George Lucas can't believe James Cameron's stealing his thunder...

First, there is the fact that we almost never update this thing, causing riots outside the QOTD bureau like Lane Kiffin’s departure from Tennessee. Second, that every year, we are involved in Mustaches for Kids – Charlotte, a sacrificial donation of upper-lip real estate to the cause of helping fund projects in schools around Charlotte. Luckily, since we haven’t posted anything since late September and today marks Shaving Day, the first day of 2010 Mustaches for Kids, we can lean on both of our fallback topics. Reader-unfriendly repetition 1, Creativity 0.

So it’s Mustache season again, when we make like a 70’s cop (minus the authoritah) and raise money for DonorsChoose. It’s a great organization, but we’re not super-excited to be sporting our juvenile delinquent-looking mustaches around town for the next few weeks.

We are excited for you to donate money to our fine cause, but we’ll save the pitch for a later date, when we’ve proven that we’ll actually update this blog every once in a while. Since we’re not thrilled about our future ‘staches, we’ll move on to a list of things we ARE excitable boys about here at the QOTD Bureau.

Excitable blog, they all said!

1. NBC looking like colossal idiots over this late night stuff. They really couldn’t have handled this any worse. Jay Leno is also looking like a backstabbing SOB (as well as the painfully unfunny hack he always looks like) by throwing Conan under the bus to get his old, lame show back.

2. Muse. Like everything else, we were late to this party, but have been listening to the last two albums quite a bit. Have also enjoyed watching their concert clips – and watching them live when they opened for U2 in October. They're truly excellent live, and also happen to have some of the most ridiculous lyrics of all time – as if the text from a crazy conspiracy theorist website was set to the music from Queen's "A Night at the Opera", but they’re awfully fun to listen to.
This is either one of the hardest songs in Guitar Hero history, or the drug-addled ravings of the guy under the overpass. You decide.

3. Talking about the past.

4. Better Off Ted – alongside Modern Family, the best comedy on TV, and yet no one seems to watch it. Unfortunately, QOTD’s comedy approval is often the kiss of death, as we’re on-board with the kind of quirky humor that doesn’t fly with the masses (ahem, Jay Leno fans). Ted could be joining QOTD faves Arrested Development, Pushing Daisies, and Andy Barker, P.I., as comedies that were great but never caught on with a wider audience.
This is how we here at QOTD feel about you, our loyal and loved reader.

5. Our fighting Charlotte Bobcats. 14-4 at home. We will focus on the positive and not mention their record away from Charlotte.
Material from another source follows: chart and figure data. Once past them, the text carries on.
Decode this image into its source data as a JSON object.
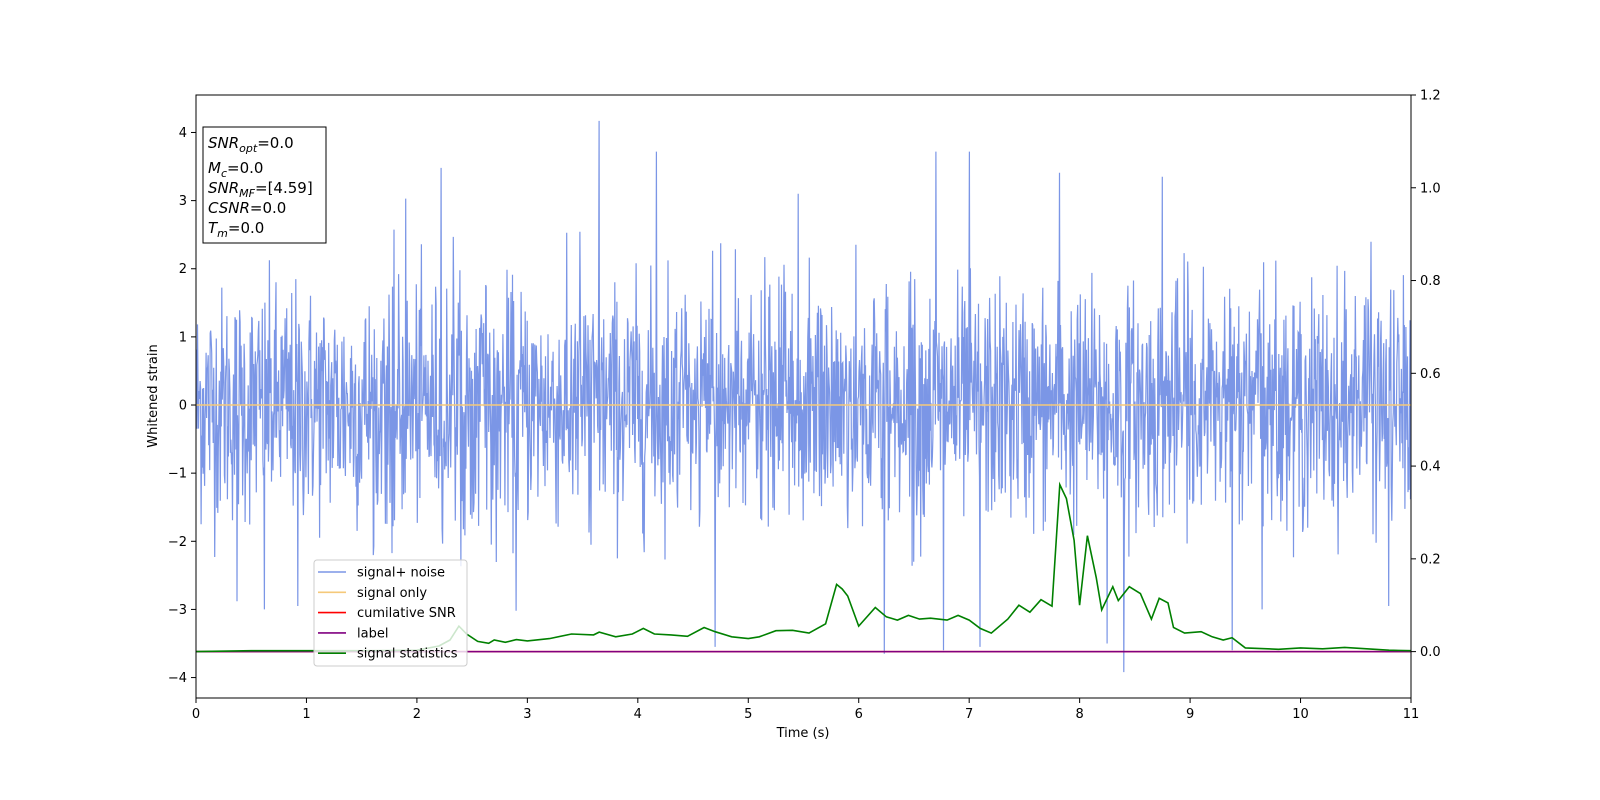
{
  "chart_data": {
    "type": "line",
    "xlabel": "Time (s)",
    "ylabel": "Whitened strain",
    "xlim": [
      0,
      11
    ],
    "ylim_left": [
      -4.3,
      4.55
    ],
    "ylim_right": [
      -0.1,
      1.2
    ],
    "x_ticks": [
      "0",
      "1",
      "2",
      "3",
      "4",
      "5",
      "6",
      "7",
      "8",
      "9",
      "10",
      "11"
    ],
    "y_ticks_left": [
      "−4",
      "−3",
      "−2",
      "−1",
      "0",
      "1",
      "2",
      "3",
      "4"
    ],
    "y_ticks_right": [
      "0.0",
      "0.2",
      "0.4",
      "0.6",
      "0.8",
      "1.0",
      "1.2"
    ],
    "grid": false,
    "legend_position": "lower-left",
    "info_box": {
      "lines": [
        {
          "base": "SNR",
          "sub": "opt",
          "value": "=0.0"
        },
        {
          "base": "M",
          "sub": "c",
          "value": "=0.0"
        },
        {
          "base": "SNR",
          "sub": "MF",
          "value": "=[4.59]"
        },
        {
          "base": "CSNR",
          "sub": "",
          "value": "=0.0"
        },
        {
          "base": "T",
          "sub": "m",
          "value": "=0.0"
        }
      ]
    },
    "series": [
      {
        "name": "signal+ noise",
        "color": "#7b96e6",
        "axis": "left",
        "kind": "noise",
        "typical_envelope": [
          -1.6,
          2.0
        ],
        "spikes": [
          {
            "x": 3.65,
            "y": 4.17
          },
          {
            "x": 4.17,
            "y": 3.72
          },
          {
            "x": 6.7,
            "y": 3.72
          },
          {
            "x": 7.0,
            "y": 3.72
          },
          {
            "x": 2.22,
            "y": 3.48
          },
          {
            "x": 7.82,
            "y": 3.41
          },
          {
            "x": 8.75,
            "y": 3.35
          },
          {
            "x": 1.9,
            "y": 3.03
          },
          {
            "x": 5.45,
            "y": 3.1
          },
          {
            "x": 8.4,
            "y": -3.92
          },
          {
            "x": 9.38,
            "y": -3.6
          },
          {
            "x": 6.23,
            "y": -3.65
          },
          {
            "x": 7.1,
            "y": -3.55
          },
          {
            "x": 8.25,
            "y": -3.5
          },
          {
            "x": 4.7,
            "y": -3.55
          },
          {
            "x": 6.77,
            "y": -3.6
          },
          {
            "x": 0.62,
            "y": -3.0
          },
          {
            "x": 0.37,
            "y": -2.88
          },
          {
            "x": 0.92,
            "y": -2.95
          },
          {
            "x": 2.9,
            "y": -3.02
          },
          {
            "x": 9.65,
            "y": -3.0
          },
          {
            "x": 10.8,
            "y": -2.95
          }
        ]
      },
      {
        "name": "signal only",
        "color": "#f5c97a",
        "axis": "left",
        "x": [
          0,
          11
        ],
        "y": [
          0,
          0
        ]
      },
      {
        "name": "cumilative SNR",
        "color": "#ff0000",
        "axis": "right",
        "x": [
          0,
          11
        ],
        "y": [
          0,
          0
        ]
      },
      {
        "name": "label",
        "color": "#800080",
        "axis": "right",
        "x": [
          0,
          11
        ],
        "y": [
          0,
          0
        ]
      },
      {
        "name": "signal statistics",
        "color": "#008000",
        "axis": "right",
        "x": [
          0.0,
          0.5,
          1.0,
          1.5,
          2.0,
          2.2,
          2.3,
          2.38,
          2.45,
          2.55,
          2.65,
          2.7,
          2.8,
          2.9,
          3.0,
          3.2,
          3.4,
          3.6,
          3.65,
          3.8,
          3.95,
          4.05,
          4.15,
          4.3,
          4.45,
          4.6,
          4.7,
          4.85,
          5.0,
          5.1,
          5.25,
          5.4,
          5.55,
          5.7,
          5.8,
          5.85,
          5.9,
          6.0,
          6.15,
          6.25,
          6.35,
          6.45,
          6.55,
          6.65,
          6.8,
          6.9,
          7.0,
          7.1,
          7.2,
          7.35,
          7.45,
          7.55,
          7.65,
          7.75,
          7.82,
          7.88,
          7.95,
          8.0,
          8.07,
          8.15,
          8.2,
          8.3,
          8.35,
          8.45,
          8.55,
          8.65,
          8.72,
          8.8,
          8.85,
          8.95,
          9.1,
          9.2,
          9.3,
          9.38,
          9.5,
          9.8,
          10.0,
          10.2,
          10.4,
          10.6,
          10.8,
          11.0
        ],
        "y": [
          0.0,
          0.002,
          0.002,
          0.002,
          0.003,
          0.012,
          0.025,
          0.055,
          0.038,
          0.022,
          0.018,
          0.025,
          0.02,
          0.026,
          0.023,
          0.028,
          0.038,
          0.036,
          0.042,
          0.032,
          0.038,
          0.05,
          0.038,
          0.036,
          0.033,
          0.052,
          0.043,
          0.032,
          0.028,
          0.032,
          0.045,
          0.046,
          0.04,
          0.06,
          0.145,
          0.135,
          0.12,
          0.055,
          0.095,
          0.075,
          0.068,
          0.078,
          0.07,
          0.072,
          0.068,
          0.078,
          0.068,
          0.05,
          0.04,
          0.07,
          0.1,
          0.085,
          0.112,
          0.098,
          0.36,
          0.33,
          0.24,
          0.1,
          0.25,
          0.16,
          0.09,
          0.14,
          0.11,
          0.14,
          0.125,
          0.07,
          0.115,
          0.105,
          0.052,
          0.04,
          0.043,
          0.032,
          0.025,
          0.03,
          0.008,
          0.005,
          0.008,
          0.006,
          0.009,
          0.006,
          0.003,
          0.002
        ]
      }
    ]
  }
}
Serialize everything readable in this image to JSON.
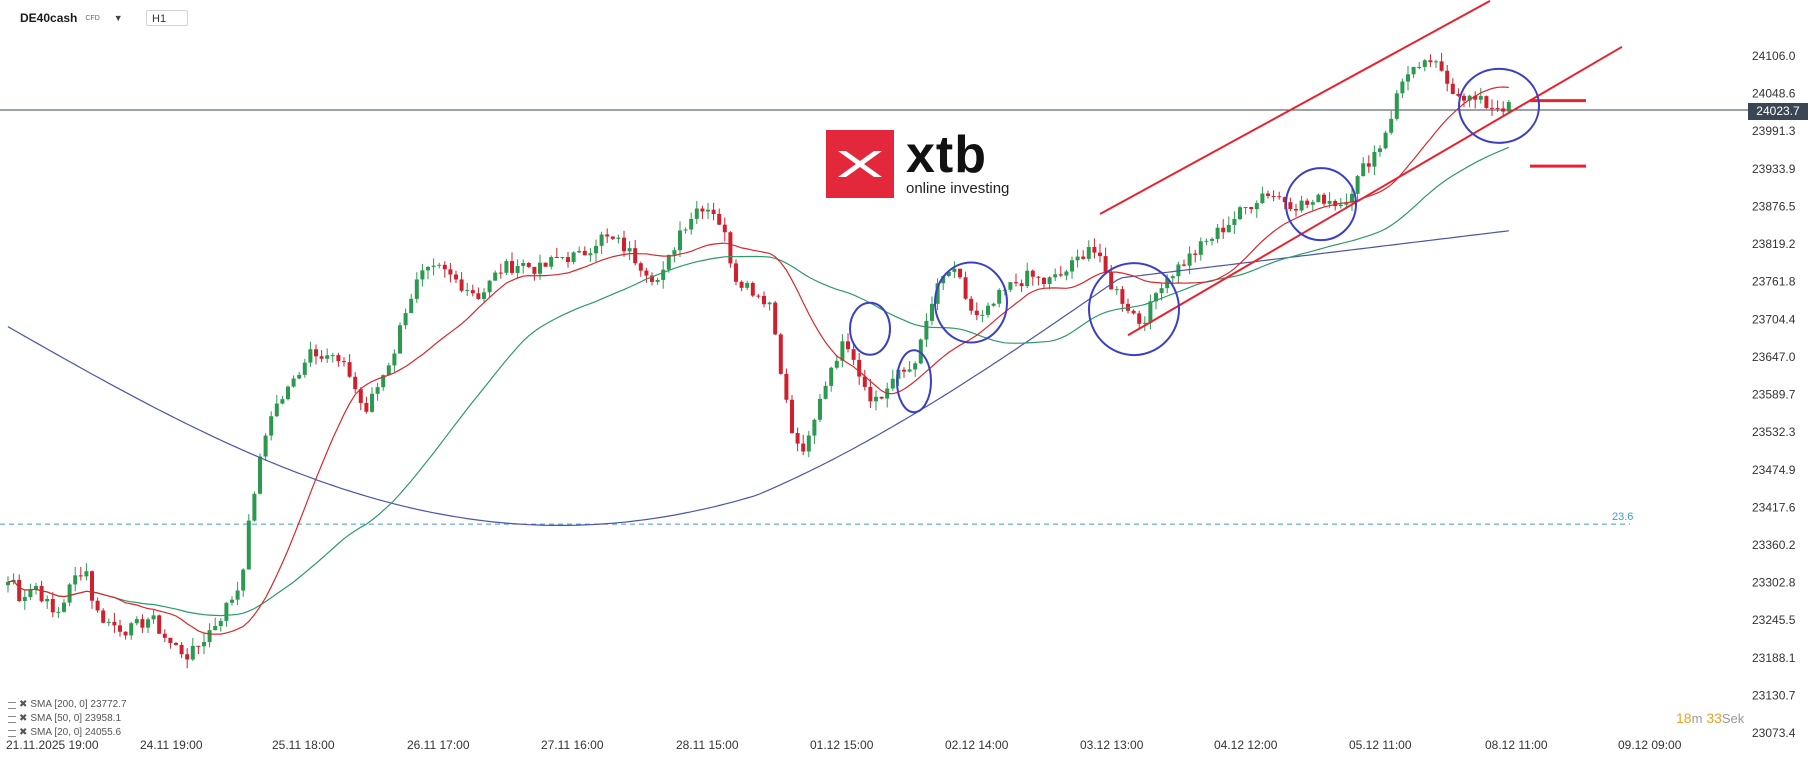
{
  "header": {
    "symbol": "DE40cash",
    "instrument_type": "CFD",
    "timeframe": "H1"
  },
  "logo": {
    "brand": "xtb",
    "tagline": "online investing",
    "color": "#e3283b"
  },
  "current_price": "24023.7",
  "fib_label": "23.6",
  "timer": {
    "minutes": "18",
    "minutes_unit": "m",
    "seconds": "33",
    "seconds_unit": "Sek"
  },
  "legend": [
    {
      "label": "SMA [200, 0] 23772.7"
    },
    {
      "label": "SMA [50, 0] 23958.1"
    },
    {
      "label": "SMA [20, 0] 24055.6"
    }
  ],
  "chart_data": {
    "type": "candlestick",
    "y_ticks": [
      "24106.0",
      "24048.6",
      "23991.3",
      "23933.9",
      "23876.5",
      "23819.2",
      "23761.8",
      "23704.4",
      "23647.0",
      "23589.7",
      "23532.3",
      "23474.9",
      "23417.6",
      "23360.2",
      "23302.8",
      "23245.5",
      "23188.1",
      "23130.7",
      "23073.4"
    ],
    "x_ticks": [
      "21.11.2025  19:00",
      "24.11  19:00",
      "25.11  18:00",
      "26.11  17:00",
      "27.11  16:00",
      "28.11  15:00",
      "01.12  15:00",
      "02.12  14:00",
      "03.12  13:00",
      "04.12  12:00",
      "05.12  11:00",
      "08.12  11:00",
      "09.12  09:00"
    ],
    "ylim": [
      23073.4,
      24106.0
    ],
    "current_price": 24023.7,
    "fib_level": 23392,
    "sma": [
      {
        "name": "SMA [200, 0]",
        "value": 23772.7,
        "color": "#4a55a8"
      },
      {
        "name": "SMA [50, 0]",
        "value": 23958.1,
        "color": "#2e9a68"
      },
      {
        "name": "SMA [20, 0]",
        "value": 24055.6,
        "color": "#d8282e"
      }
    ],
    "up_color": "#2b9a4f",
    "down_color": "#d0202e",
    "channel_color": "#e8232f",
    "circle_color": "#3b3fc4",
    "key_prices": [
      {
        "level": 24038,
        "description": "short red marker"
      },
      {
        "level": 23938,
        "description": "short red marker"
      }
    ],
    "channel": {
      "upper": [
        [
          23865,
          24190
        ]
      ],
      "lower": [
        [
          23680,
          24130
        ]
      ]
    }
  }
}
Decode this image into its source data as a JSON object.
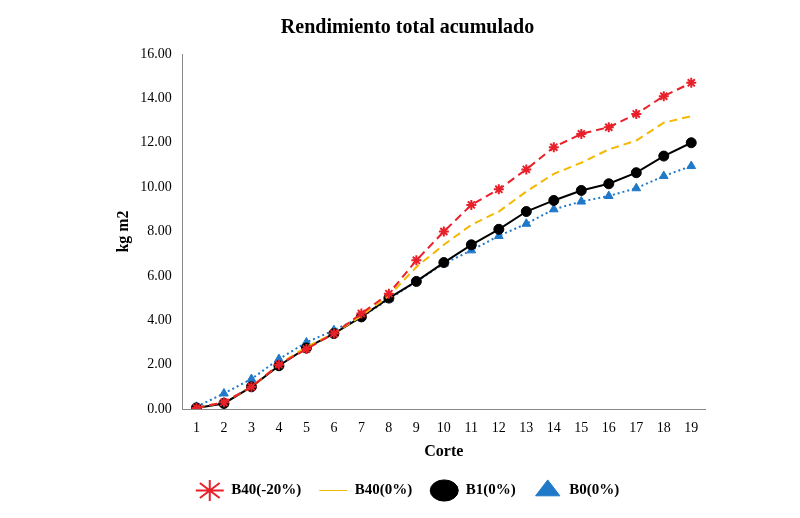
{
  "chart_data": {
    "type": "line",
    "title": "Rendimiento total acumulado",
    "x_label": "Corte",
    "y_label": "kg m2",
    "categories": [
      1,
      2,
      3,
      4,
      5,
      6,
      7,
      8,
      9,
      10,
      11,
      12,
      13,
      14,
      15,
      16,
      17,
      18,
      19
    ],
    "ylim": [
      0,
      16
    ],
    "yticks": [
      {
        "value": 0,
        "label": "0.00"
      },
      {
        "value": 2,
        "label": "2.00"
      },
      {
        "value": 4,
        "label": "4.00"
      },
      {
        "value": 6,
        "label": "6.00"
      },
      {
        "value": 8,
        "label": "8.00"
      },
      {
        "value": 10,
        "label": "10.00"
      },
      {
        "value": 12,
        "label": "12.00"
      },
      {
        "value": 14,
        "label": "14.00"
      },
      {
        "value": 16,
        "label": "16.00"
      }
    ],
    "grid": false,
    "legend": "bottom",
    "series": [
      {
        "name": "B40(-20%)",
        "color": "#e8202a",
        "marker": "star",
        "line_style": "dashed",
        "values": [
          0.05,
          0.3,
          1.0,
          2.0,
          2.7,
          3.4,
          4.3,
          5.2,
          6.7,
          8.0,
          9.2,
          9.9,
          10.8,
          11.8,
          12.4,
          12.7,
          13.3,
          14.1,
          14.7
        ]
      },
      {
        "name": "B40(0%)",
        "color": "#f5b800",
        "marker": "none",
        "line_style": "dashed",
        "values": [
          0.05,
          0.3,
          1.0,
          2.0,
          2.8,
          3.4,
          4.2,
          5.1,
          6.4,
          7.4,
          8.3,
          8.9,
          9.8,
          10.6,
          11.1,
          11.7,
          12.1,
          12.9,
          13.2
        ]
      },
      {
        "name": "B1(0%)",
        "color": "#000000",
        "marker": "circle",
        "line_style": "solid",
        "values": [
          0.05,
          0.25,
          1.0,
          1.95,
          2.75,
          3.4,
          4.15,
          5.0,
          5.75,
          6.6,
          7.4,
          8.1,
          8.9,
          9.4,
          9.85,
          10.15,
          10.65,
          11.4,
          12.0
        ]
      },
      {
        "name": "B0(0%)",
        "color": "#1f78c8",
        "marker": "triangle",
        "line_style": "dotted",
        "values": [
          0.1,
          0.7,
          1.35,
          2.25,
          3.0,
          3.55,
          4.15,
          4.95,
          5.75,
          6.55,
          7.15,
          7.8,
          8.35,
          9.0,
          9.35,
          9.6,
          9.95,
          10.5,
          10.95
        ]
      }
    ]
  }
}
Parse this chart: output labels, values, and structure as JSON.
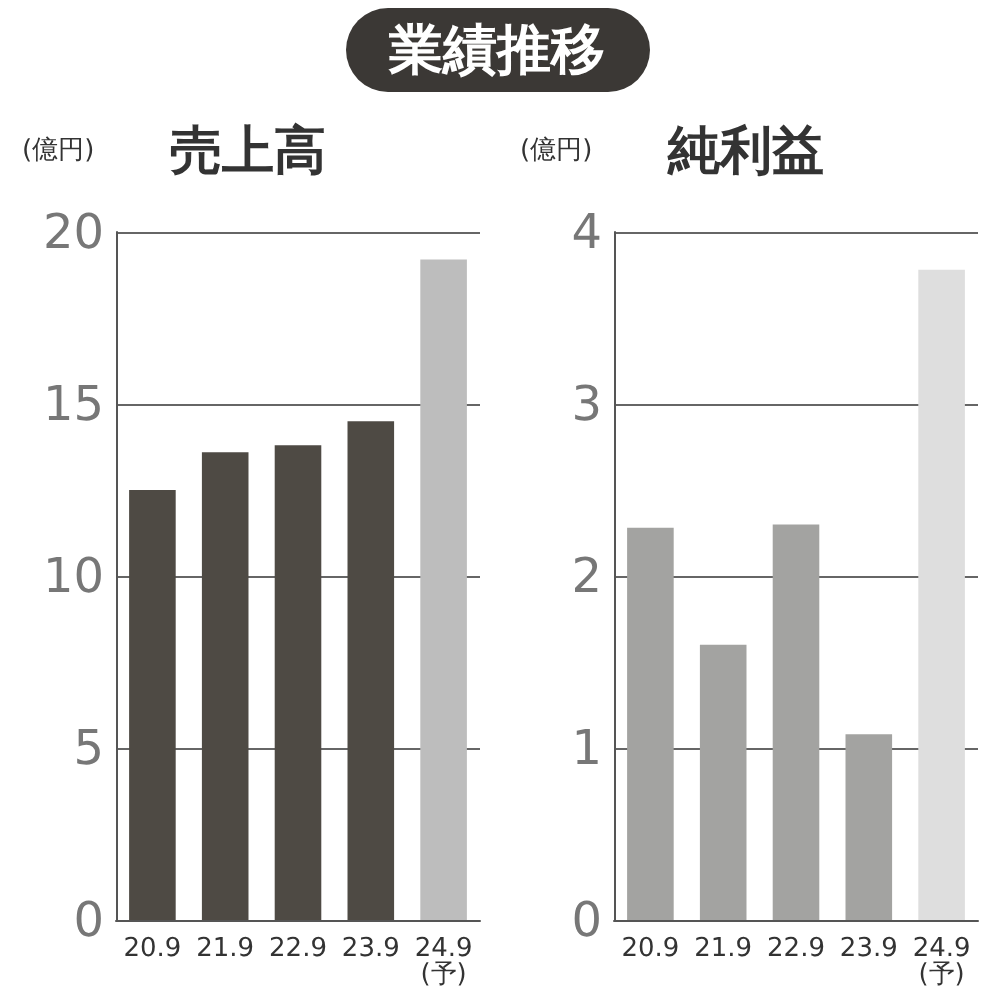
{
  "chart_data": [
    {
      "type": "bar",
      "title": "売上高",
      "ylabel": "(億円)",
      "annotations": [
        "業績推移"
      ],
      "categories": [
        "20.9",
        "21.9",
        "22.9",
        "23.9",
        "24.9\n(予)"
      ],
      "values": [
        12.5,
        13.6,
        13.8,
        14.5,
        19.2
      ],
      "colors": [
        "#4e4a44",
        "#4e4a44",
        "#4e4a44",
        "#4e4a44",
        "#bdbdbd"
      ],
      "ylim": [
        0,
        20
      ],
      "yticks": [
        0,
        5,
        10,
        15,
        20
      ],
      "grid": "y"
    },
    {
      "type": "bar",
      "title": "純利益",
      "ylabel": "(億円)",
      "categories": [
        "20.9",
        "21.9",
        "22.9",
        "23.9",
        "24.9\n(予)"
      ],
      "values": [
        2.28,
        1.6,
        2.3,
        1.08,
        3.78
      ],
      "colors": [
        "#a3a3a1",
        "#a3a3a1",
        "#a3a3a1",
        "#a3a3a1",
        "#dedede"
      ],
      "ylim": [
        0,
        4
      ],
      "yticks": [
        0,
        1,
        2,
        3,
        4
      ],
      "grid": "y"
    }
  ]
}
6. The QOTD Bureau's new snuggie. While it's not may not be as life-changing as The Wearable Towel, it's been pretty handy around the house with the freezing temperatures.

7. Clearly, we're already reaching, so we're going to leave #7 blank.

8. That's it. We don't want to use all of our material on our first post - so we'll be back soon with more mustachey goodness. As always, pictures will be added as the sketchiness grows. So onto the first quote of the day for 2010:

From last night's monologue on The Tonight Show:

“And I just want to say to the kids out there watching: You can do anything you want in life. Unless Jay Leno wants to do it, too." --Conan O'Brien

1 comment:

Bachelor Mike said...

more jokes about the slow seepage of life that ebbs out of one's body after marital vows descend upon the ears of tepidly supportive male friends!